Imagine an orchestra playing together or a team of rowers propelling their boat forward. For activities like these, synchrony—when people work together in time—is a key component. Studies have shown that synchrony can increase cooperation and teamwork in adults. A new study conducted at the Hebrew University of Jerusalem in Israel investigated whether synchrony could have similar effects in children. The study found that playing a synchronized game together helped children feel closer. The findings could help researchers better understand and encourage empathy.
Seventy-four eight-year-olds participated in the study. The children, in pairs of two boys and two girls, sat in front of a computer in a quiet room to play a game.

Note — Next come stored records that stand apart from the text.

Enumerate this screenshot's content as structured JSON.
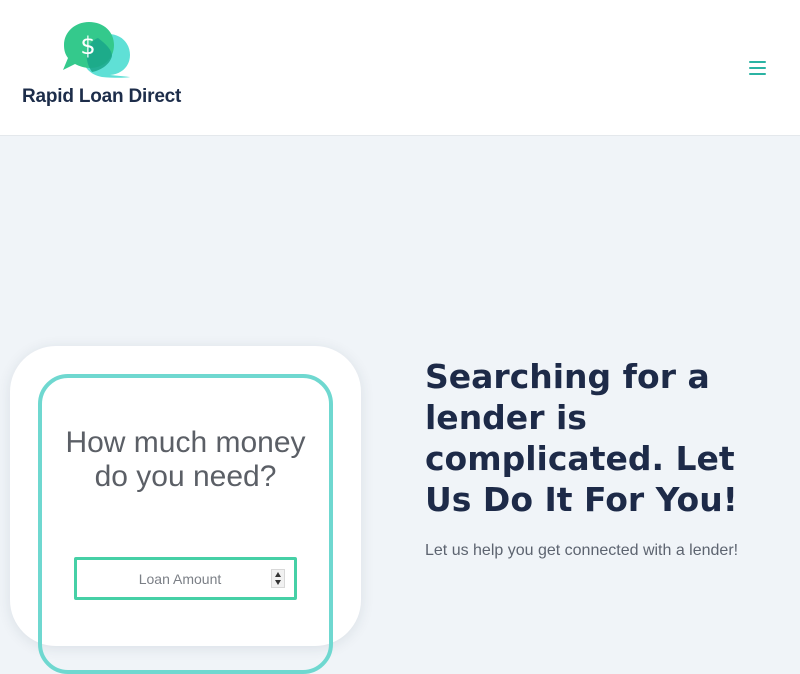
{
  "header": {
    "brand": "Rapid Loan Direct",
    "logo_icon": "dollar-chat-bubbles-icon",
    "menu_icon": "hamburger-menu-icon",
    "accent_color": "#2bb3a3"
  },
  "card": {
    "title": "How much money do you need?",
    "amount_placeholder": "Loan Amount",
    "spinner_icon": "number-spinner-icon",
    "border_color": "#6fd8d0",
    "field_border_color": "#46d0a6"
  },
  "hero": {
    "title": "Searching for a lender is complicated. Let Us Do It For You!",
    "subtitle": "Let us help you get connected with a lender!"
  }
}
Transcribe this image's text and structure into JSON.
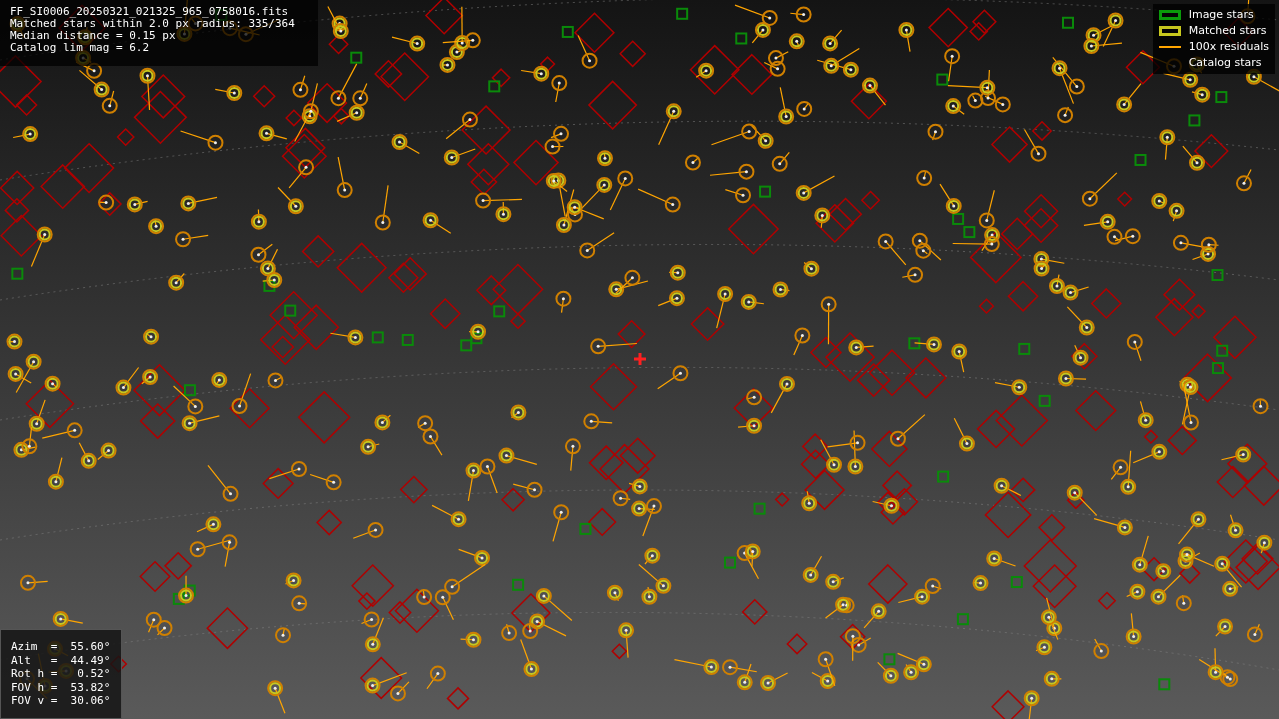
{
  "file_info": {
    "lines": [
      "FF_SI0006_20250321_021325_965_0758016.fits",
      "Matched stars within 2.0 px radius: 335/364",
      "Median distance = 0.15 px",
      "Catalog lim mag = 6.2"
    ]
  },
  "legend": {
    "items": [
      {
        "label": "Image stars",
        "kind": "box",
        "color": "#0a9a0a"
      },
      {
        "label": "Matched stars",
        "kind": "box",
        "color": "#c8c81e"
      },
      {
        "label": "100x residuals",
        "kind": "line",
        "color": "#ffa500"
      },
      {
        "label": "Catalog stars",
        "kind": "blank"
      }
    ]
  },
  "pointing": {
    "rows": [
      "Azim  =  55.60°",
      "Alt   =  44.49°",
      "Rot h =   0.52°",
      "FOV h =  53.82°",
      "FOV v =  30.06°"
    ]
  }
}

Before playing the game, the experimenter introduced herself and asked the children to tell each other their names. The game featured an animated ball that bounced on both halves of the screen. The children pressed a button when the ball hit the floor. For some pairs of children, the ball bounced at the same time, so the children pressed their buttons simultaneously. For other pairs, the ball was not synchronized between the two sides, so the children pressed their buttons asynchronously.
The children who played the synchronized game had an increased sense of similarity and closeness immediately after the game. However, children who played the asynchronous version of the game did not report the same increase in connection.

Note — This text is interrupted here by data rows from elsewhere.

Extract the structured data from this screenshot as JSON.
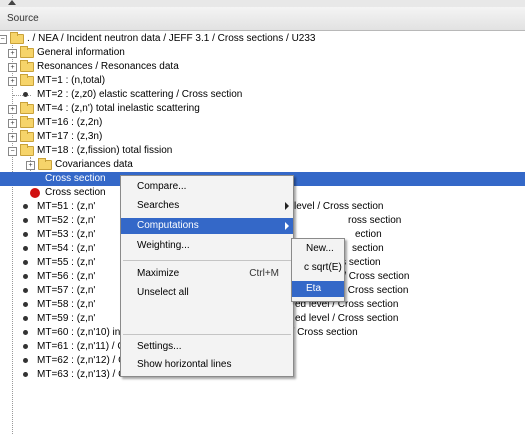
{
  "header": {
    "title": "Source"
  },
  "tree": {
    "root": ". / NEA / Incident neutron data / JEFF 3.1 / Cross sections / U233",
    "general": "General information",
    "resonances": "Resonances / Resonances data",
    "mt1": "MT=1 : (n,total)",
    "mt2": "MT=2 : (z,z0) elastic scattering / Cross section",
    "mt4": "MT=4 : (z,n') total inelastic scattering",
    "mt16": "MT=16 : (z,2n)",
    "mt17": "MT=17 : (z,3n)",
    "mt18": "MT=18 : (z,fission) total fission",
    "cov": "Covariances data",
    "cs1": "Cross section",
    "cs2": "Cross section",
    "mt51": "MT=51 : (z,n'",
    "mt52": "MT=52 : (z,n'",
    "mt53": "MT=53 : (z,n'",
    "mt54": "MT=54 : (z,n'",
    "mt55": "MT=55 : (z,n'",
    "mt56": "MT=56 : (z,n'",
    "mt57": "MT=57 : (z,n'",
    "mt58": "MT=58 : (z,n'",
    "mt59": "MT=59 : (z,n'",
    "mt60": "MT=60 : (z,n'10) inelastic scattering to tenth excited level / Cross section",
    "mt61": "MT=61 : (z,n'11) / Cross section",
    "mt62": "MT=62 : (z,n'12) / Cross section",
    "mt63": "MT=63 : (z,n'13) / Cross section",
    "tail51": "level / Cross section",
    "tail52": "ross section",
    "tail53": "ection",
    "tail54": "section",
    "tail55": "Cross section",
    "tail56": "ed level / Cross section",
    "tail57": "ited level / Cross section",
    "tail58": "ed level / Cross section",
    "tail59": "ed level / Cross section"
  },
  "context_menu": {
    "compare": "Compare...",
    "searches": "Searches",
    "computations": "Computations",
    "weighting": "Weighting...",
    "maximize": "Maximize",
    "maximize_shortcut": "Ctrl+M",
    "unselect": "Unselect all",
    "settings": "Settings...",
    "show_lines": "Show horizontal lines"
  },
  "submenu": {
    "new": "New...",
    "sqrt": "c sqrt(E)",
    "eta": "Eta"
  },
  "colors": {
    "selection": "#3468c8",
    "folder": "#f6d46a",
    "red_marker": "#d01010"
  }
}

“The important ingredient is joint synchronized activity—it is a form of collaboration where individuals perform the same movements at the same time,” explained Tal-Chen Rabinowitch, post-doctoral fellow at the Institute for Learning & Brain Sciences at the University of Washington. “Synchrony is like a glue that brings people together—it’s a magical connector for people.”
The findings indicate that time-based activities like music, dance, or sports could help bring children together, potentially increasing empathy. This study may offer one method for increasing pro-social behavior in children.
This research is published in the journal PLOS One.